Commission française d'histoire militaire

 

Colonel Monclar 

de la Légion étrangère 

 

Catéchisme du combat

 

Chapitre I


Le terrain et le combat

 

1. Définissez le terrain ?

Au point de vue militaire, le terrain se compose :

1.       d’obstacles anti-blindés ou anti-chars ;

2.       de points forts ;

3.       de cheminements pour aller d’un obstacle anti-char ;

4.       à un point fort ou à un autre obstacle à un autre point fort.

2. Qu’est-ce qu’un obstacle anti-chars ?

Les obstacles naturels sont les rivières, les pentes de 45° et plus, les parties rocheuses ou marécageuses, les bois ou taillis dont les arbres sont espacés de moins de 5 mètres.

Les obstacles artificiels sont :

-        les mines ;

-        les abatis, réseaux superposés ;

-        les barricades ;

-        les tranchées spéciales [1].

3. Quelle est la première qualité d’un obstacle anti-chars ?

La première qualité d’un obstacle anti-chars est d’être défendu par des gens qui ont la volonté de tenir au moins le terrain qui a été prescrit.

4. Qu’est-ce qu’un point fort ?

Un point fort se compose :

-     de vues étendues,

-     d’un champ de tir qui ne se confond pas nécessairement avec les vues,

-     d’un obstacle qui ralentit l’ennemi,

-     d’un masque à l’abri duquel les hommes peuvent roquer, c’est-à-dire se déplacer à gauche, à droite, sans être-vus, si possible à l’abri des projectiles d’Infanterie et d’Artillerie à tir tendu.

5. Définissez le cheminement ?

C’est une portion du terrain non vue de l’ennemi et si possible abritée des coups, dont une partie étendue peut être balisée quand on marche dans la direction de l’ennemi.

6. Donnez des exemples de point fort ?

Une crête, un village, un bois, pourvu qu’ils aient des vues dégagées, un champ de tir dans la direction qu’on veut utiliser.

7. Y a-t-il des points forts artificiels ?

Oui ; toutes les fortifications.
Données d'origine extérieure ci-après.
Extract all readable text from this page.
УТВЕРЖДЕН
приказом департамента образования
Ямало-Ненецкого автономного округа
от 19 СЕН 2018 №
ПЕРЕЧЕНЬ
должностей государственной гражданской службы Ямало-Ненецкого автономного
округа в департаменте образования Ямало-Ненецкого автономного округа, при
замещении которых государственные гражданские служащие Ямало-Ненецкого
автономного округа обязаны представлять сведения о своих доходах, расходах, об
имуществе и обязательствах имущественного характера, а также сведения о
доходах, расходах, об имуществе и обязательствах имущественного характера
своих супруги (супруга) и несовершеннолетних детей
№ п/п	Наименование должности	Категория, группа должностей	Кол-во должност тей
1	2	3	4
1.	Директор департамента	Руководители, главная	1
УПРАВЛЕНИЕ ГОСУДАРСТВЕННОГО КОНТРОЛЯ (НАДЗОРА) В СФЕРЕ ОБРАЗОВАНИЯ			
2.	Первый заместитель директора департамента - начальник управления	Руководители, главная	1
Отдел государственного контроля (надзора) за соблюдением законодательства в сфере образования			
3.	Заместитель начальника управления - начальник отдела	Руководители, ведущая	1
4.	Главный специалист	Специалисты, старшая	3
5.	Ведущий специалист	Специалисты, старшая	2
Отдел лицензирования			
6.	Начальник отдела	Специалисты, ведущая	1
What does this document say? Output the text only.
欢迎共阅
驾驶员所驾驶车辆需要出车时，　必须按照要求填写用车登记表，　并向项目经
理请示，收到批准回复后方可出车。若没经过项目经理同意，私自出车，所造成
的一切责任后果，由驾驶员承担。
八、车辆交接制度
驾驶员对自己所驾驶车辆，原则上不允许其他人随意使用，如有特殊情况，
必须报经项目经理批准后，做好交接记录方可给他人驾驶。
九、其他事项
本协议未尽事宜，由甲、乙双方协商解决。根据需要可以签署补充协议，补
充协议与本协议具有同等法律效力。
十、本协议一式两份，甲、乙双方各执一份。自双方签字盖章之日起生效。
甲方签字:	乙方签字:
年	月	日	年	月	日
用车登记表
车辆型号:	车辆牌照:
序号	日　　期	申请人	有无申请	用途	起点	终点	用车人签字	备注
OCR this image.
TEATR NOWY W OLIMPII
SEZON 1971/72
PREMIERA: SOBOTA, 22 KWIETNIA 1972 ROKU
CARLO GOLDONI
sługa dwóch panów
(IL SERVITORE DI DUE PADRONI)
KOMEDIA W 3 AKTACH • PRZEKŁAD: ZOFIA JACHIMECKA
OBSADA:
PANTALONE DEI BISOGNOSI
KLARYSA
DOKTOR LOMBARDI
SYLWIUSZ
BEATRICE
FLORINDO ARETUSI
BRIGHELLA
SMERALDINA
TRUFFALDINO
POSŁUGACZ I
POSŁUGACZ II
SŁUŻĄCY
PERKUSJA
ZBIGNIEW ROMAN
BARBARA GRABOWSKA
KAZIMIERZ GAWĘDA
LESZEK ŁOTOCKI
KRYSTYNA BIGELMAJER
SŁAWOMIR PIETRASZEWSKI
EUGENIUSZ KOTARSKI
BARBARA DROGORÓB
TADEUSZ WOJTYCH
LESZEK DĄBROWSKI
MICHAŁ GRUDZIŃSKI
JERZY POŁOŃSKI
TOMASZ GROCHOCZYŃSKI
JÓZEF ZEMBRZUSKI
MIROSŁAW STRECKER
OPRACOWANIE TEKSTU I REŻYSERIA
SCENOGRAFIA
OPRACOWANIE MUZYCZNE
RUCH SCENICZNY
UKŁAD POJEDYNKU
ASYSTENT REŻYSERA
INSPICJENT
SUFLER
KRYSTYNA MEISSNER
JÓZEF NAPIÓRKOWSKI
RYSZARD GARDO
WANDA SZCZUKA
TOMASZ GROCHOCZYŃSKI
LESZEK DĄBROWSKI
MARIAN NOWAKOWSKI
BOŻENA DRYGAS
Elles ont :

a.        comme obstacles les défenses accessoires : réseaux et fils de fer.

b.       un champ de tir et des vues comme les points forts na­turels.

c.        le masque constitué par des murs, des tranchés, der­rière ou dans lesquelles on peut se déplacer, à droite, à gauche, sans être vu.

8. Quelle conclusion tirez-vous de cette étude du ter­rain ?

Quand nous voulons nous arrêter, nous nous arrêtons toujours sur un point fort ou sur un obstacle anti-chars.

Quand nous nous déplaçons, nous allons d’un point fort ou d’un obstacle anti-chars à un autre obstacle ou point fort en utilisant les cheminements.



[1]  Pour mémoire : les obstacles importants construits par le génie sont :

         les réseaux sur piquets de béton,

         les pièges à chars,

         les pieux et rails,

         les blocs de maçonnerie reliés par des chaînes.